SAN JOSE, Calif. -- IBM Corp. has struck its second major chip deal in China, leaving some to wonder if Big Blue is handing over technology to that nation without thinking about the possible consequences.
China's CSMC Technologies Corp. has signed an agreement with IBM under which Big Blue will license its 0.18-micron radio frequency (RF) CMOS semiconductor technology to the specialty foundry vendor.
This is the second foundry licensing deal for IBM in China. In 2007, Chinese foundry provider Semiconductor Manufacturing International Corp. (SMIC) licensed IBM's 45-nm bulk CMOS technology.

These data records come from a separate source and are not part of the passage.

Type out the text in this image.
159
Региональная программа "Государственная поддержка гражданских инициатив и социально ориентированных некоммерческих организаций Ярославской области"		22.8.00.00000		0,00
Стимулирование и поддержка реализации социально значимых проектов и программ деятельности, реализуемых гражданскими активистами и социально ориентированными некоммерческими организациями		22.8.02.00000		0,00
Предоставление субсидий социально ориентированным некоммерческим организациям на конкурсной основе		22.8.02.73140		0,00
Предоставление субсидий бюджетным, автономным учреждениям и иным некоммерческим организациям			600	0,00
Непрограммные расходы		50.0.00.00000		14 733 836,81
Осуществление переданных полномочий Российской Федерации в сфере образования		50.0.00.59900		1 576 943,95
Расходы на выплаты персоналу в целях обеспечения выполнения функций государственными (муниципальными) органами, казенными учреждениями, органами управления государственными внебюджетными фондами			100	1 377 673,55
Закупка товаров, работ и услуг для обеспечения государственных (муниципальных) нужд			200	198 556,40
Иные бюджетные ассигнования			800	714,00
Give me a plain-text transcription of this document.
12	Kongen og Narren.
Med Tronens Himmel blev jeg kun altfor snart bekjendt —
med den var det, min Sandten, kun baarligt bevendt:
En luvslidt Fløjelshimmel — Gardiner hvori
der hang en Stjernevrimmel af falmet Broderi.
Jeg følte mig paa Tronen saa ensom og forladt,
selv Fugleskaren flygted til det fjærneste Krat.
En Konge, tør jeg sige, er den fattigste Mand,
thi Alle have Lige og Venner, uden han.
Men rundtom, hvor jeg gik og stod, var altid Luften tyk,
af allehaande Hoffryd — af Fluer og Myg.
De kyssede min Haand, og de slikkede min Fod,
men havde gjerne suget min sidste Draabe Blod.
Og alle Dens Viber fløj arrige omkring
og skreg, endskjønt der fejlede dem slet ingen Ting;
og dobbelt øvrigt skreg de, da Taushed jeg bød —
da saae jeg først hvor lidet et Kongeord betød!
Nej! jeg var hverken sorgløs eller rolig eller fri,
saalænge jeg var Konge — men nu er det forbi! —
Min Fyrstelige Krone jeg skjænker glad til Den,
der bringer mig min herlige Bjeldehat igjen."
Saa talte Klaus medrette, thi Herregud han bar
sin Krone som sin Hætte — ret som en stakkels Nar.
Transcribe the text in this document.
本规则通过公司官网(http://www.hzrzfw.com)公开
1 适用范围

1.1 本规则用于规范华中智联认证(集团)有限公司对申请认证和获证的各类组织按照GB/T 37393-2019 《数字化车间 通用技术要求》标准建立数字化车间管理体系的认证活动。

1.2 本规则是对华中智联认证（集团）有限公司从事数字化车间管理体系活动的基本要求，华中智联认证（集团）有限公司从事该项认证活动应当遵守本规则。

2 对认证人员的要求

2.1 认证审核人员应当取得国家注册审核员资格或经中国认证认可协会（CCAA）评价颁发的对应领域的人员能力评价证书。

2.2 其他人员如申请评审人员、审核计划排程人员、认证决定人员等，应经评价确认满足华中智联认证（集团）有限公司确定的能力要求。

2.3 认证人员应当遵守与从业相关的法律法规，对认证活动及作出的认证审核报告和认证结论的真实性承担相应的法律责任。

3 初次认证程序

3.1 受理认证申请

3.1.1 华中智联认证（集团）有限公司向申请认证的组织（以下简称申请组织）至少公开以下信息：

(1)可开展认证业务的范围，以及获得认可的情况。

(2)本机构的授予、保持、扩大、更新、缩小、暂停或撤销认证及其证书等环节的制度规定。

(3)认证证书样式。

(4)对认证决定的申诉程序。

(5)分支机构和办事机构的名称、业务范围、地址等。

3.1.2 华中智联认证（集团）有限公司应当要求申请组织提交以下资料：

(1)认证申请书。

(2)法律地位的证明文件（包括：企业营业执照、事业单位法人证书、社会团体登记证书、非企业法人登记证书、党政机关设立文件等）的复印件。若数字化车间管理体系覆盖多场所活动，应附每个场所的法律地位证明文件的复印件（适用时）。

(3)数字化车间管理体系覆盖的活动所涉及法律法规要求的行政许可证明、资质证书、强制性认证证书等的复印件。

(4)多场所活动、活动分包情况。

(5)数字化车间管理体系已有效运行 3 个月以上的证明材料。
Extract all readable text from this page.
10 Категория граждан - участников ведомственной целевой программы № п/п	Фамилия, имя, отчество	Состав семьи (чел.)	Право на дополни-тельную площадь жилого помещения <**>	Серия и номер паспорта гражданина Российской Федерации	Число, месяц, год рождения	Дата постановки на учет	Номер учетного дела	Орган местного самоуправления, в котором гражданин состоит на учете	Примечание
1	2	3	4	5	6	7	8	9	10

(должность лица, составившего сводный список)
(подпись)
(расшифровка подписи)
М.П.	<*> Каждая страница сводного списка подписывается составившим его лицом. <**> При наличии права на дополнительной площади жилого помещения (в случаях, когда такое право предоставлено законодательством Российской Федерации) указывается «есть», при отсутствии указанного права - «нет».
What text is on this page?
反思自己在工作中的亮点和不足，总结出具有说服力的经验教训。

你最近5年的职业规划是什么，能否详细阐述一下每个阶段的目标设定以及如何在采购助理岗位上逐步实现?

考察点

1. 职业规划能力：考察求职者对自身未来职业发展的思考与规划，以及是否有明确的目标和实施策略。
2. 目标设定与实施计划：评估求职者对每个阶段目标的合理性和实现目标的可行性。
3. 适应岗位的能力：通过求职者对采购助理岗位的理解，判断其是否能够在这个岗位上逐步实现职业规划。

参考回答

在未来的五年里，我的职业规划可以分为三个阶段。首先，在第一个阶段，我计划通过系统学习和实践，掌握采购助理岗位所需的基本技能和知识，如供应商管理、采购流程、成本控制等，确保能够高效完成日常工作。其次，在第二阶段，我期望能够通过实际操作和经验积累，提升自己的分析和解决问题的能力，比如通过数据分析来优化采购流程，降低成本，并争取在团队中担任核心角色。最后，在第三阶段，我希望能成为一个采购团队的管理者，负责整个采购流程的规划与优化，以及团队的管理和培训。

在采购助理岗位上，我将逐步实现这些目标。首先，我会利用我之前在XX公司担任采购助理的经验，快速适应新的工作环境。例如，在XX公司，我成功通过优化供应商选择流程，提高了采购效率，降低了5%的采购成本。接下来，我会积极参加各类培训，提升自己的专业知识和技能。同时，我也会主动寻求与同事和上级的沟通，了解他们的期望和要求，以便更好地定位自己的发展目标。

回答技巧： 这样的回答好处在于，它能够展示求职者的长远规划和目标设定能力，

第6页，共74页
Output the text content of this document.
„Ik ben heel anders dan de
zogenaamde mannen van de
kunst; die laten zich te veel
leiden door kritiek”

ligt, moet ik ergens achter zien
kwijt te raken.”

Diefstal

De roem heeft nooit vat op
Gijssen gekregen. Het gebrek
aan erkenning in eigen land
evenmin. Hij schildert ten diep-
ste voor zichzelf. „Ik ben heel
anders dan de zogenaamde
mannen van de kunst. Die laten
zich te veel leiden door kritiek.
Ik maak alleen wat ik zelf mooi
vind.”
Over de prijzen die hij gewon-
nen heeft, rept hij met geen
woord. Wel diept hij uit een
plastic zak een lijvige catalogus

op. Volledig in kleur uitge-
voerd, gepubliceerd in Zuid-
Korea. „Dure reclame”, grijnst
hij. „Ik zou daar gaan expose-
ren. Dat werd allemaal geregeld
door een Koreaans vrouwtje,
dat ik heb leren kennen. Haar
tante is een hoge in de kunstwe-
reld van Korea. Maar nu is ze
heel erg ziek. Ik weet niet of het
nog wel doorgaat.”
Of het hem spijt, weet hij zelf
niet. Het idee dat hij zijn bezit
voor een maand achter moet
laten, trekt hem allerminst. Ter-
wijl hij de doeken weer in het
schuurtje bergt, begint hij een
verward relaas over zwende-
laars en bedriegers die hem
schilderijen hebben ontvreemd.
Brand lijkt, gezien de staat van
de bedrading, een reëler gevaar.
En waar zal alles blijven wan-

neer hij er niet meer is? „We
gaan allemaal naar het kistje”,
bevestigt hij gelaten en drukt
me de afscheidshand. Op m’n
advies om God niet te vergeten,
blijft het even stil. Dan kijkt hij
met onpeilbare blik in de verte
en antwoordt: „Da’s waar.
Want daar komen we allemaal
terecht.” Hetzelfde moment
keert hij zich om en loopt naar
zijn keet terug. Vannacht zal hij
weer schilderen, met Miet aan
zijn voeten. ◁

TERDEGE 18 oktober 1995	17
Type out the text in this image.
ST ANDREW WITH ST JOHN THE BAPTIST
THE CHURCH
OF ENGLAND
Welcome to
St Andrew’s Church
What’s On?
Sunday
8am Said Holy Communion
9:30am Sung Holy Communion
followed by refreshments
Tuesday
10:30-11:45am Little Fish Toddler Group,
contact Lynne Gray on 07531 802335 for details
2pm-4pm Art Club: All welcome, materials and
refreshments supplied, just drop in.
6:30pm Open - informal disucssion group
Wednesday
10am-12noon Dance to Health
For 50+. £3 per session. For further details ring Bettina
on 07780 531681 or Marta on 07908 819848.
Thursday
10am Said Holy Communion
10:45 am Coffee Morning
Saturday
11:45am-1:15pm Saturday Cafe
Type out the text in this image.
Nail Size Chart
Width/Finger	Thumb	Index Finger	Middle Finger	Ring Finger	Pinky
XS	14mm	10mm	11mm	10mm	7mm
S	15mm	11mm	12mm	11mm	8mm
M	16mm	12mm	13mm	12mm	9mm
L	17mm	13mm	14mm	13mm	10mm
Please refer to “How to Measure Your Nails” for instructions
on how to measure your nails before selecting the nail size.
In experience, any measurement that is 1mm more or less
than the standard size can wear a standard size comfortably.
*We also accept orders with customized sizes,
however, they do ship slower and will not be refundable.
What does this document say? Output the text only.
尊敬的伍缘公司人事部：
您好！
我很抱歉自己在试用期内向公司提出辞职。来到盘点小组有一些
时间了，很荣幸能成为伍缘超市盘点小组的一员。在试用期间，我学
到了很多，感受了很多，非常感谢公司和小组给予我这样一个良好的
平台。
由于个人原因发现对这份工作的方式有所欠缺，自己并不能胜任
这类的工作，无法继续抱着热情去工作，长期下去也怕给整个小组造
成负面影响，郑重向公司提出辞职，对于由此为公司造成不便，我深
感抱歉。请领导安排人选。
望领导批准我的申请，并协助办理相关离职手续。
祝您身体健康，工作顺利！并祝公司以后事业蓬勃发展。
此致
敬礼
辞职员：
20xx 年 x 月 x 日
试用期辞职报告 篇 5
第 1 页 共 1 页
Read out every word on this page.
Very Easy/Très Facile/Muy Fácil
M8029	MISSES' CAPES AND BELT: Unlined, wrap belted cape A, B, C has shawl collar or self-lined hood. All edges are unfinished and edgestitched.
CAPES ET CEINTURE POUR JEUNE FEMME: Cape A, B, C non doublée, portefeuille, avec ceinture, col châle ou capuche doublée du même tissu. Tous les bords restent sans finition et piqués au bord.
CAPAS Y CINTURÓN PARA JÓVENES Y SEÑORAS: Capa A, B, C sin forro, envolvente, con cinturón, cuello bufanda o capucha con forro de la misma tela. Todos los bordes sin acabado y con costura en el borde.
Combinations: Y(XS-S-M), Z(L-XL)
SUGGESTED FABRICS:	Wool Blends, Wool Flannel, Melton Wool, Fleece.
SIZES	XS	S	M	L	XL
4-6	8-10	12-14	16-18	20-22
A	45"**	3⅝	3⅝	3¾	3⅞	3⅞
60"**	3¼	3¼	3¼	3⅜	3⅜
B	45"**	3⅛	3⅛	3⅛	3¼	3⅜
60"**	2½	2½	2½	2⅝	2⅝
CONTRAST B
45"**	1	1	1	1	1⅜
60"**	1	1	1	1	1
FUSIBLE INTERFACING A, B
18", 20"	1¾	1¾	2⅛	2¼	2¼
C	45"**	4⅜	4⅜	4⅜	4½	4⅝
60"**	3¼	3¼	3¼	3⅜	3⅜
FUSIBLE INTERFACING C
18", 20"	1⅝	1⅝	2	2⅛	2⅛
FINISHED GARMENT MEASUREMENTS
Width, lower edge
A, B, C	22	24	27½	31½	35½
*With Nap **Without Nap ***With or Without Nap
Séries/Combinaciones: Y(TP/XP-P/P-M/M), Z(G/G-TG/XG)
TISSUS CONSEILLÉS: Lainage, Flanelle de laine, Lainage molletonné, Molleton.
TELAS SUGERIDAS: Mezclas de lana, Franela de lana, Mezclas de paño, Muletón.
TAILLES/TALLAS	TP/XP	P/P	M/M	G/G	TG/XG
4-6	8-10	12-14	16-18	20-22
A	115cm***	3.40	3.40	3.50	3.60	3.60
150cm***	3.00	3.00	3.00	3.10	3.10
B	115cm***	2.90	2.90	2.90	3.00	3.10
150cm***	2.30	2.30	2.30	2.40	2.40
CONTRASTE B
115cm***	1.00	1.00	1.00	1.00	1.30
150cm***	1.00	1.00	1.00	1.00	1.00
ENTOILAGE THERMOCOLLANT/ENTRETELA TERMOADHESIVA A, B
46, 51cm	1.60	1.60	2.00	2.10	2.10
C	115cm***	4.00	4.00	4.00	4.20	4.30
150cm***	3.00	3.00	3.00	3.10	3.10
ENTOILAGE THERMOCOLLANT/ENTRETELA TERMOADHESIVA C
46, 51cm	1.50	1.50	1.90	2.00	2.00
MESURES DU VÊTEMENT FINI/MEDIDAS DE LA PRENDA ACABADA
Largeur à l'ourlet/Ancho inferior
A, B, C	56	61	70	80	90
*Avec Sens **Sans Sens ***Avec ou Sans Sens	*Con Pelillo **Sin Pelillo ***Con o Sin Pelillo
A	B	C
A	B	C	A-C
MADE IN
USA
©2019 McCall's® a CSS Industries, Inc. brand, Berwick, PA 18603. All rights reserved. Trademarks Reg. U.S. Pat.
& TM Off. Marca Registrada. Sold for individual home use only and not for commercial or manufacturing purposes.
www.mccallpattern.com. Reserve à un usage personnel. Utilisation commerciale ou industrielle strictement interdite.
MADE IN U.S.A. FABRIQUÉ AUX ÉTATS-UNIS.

Meanwhile, under the terms with CSMC, IBM will transfer a variety of 0.18-micron RF CMOS technology features and process elements as well as grant patent cross-licensing to CSMC (Wuxi).
The license are granted for use in CSMC's 200-mm wafer fab in Wuxi. The 200-mm wafer fab commenced production in 2009, with a planned installed capacity of 60,000 wafers per month.
''The licensing of high-performance RF advanced process platform complements our existing power analog process technology offerings,'' said Elvis Deng, President of CSMC, in a statement.
"The main application for the licensed technology is RF devices for receiving and transmitting RF signal of mobile phones, wireless routers and other high volume applications,'' he added. ''The licenses will allow CSMC to maintain a major factor in the mainland China and overseas RF ICs open foundry markets."
Founded in 1997, CSMC is a pure-play specialty analog foundry. It provides processes at production technology nodes ranging from 3.0- to 0.35-micron. In 2008, it became a subsidiary of China Resources (Holdings) Company Ltd.
CSMC has two fabs, plus a joint venture facility. Fab 1 contains a clean room of 6,400 square meters and operates at a production capacity of 60,000 6-inch wafers per month.
Fab 2 has started initial production and is targeted for phase one production capacities in early 2010. Fab 2 contains a clean room space of 18,322 square meters and its targeted ''phase one'' capacity is 30,000 8-inch wafers per month by the first half of 2010. It has a ''phase two'' target capacity of 60,000 8-inch wafers per month by 2012, with the process technologies migrated to 0.11 micron.
In 2008, CR Semiconductor Wafers & Chips Ltd. (CSWC) joined CSMC's management and became CSMC Fab 5. Fab 5 is using 0.6 micron capability for analog and digital circuit fabrication. Fab 5 currently contains a clean room of 3,000 square meters with production capacity of 30,000 6-inch wafers per month. The second phase clean room will be 3,000 square meters and the target production capacity will be doubled.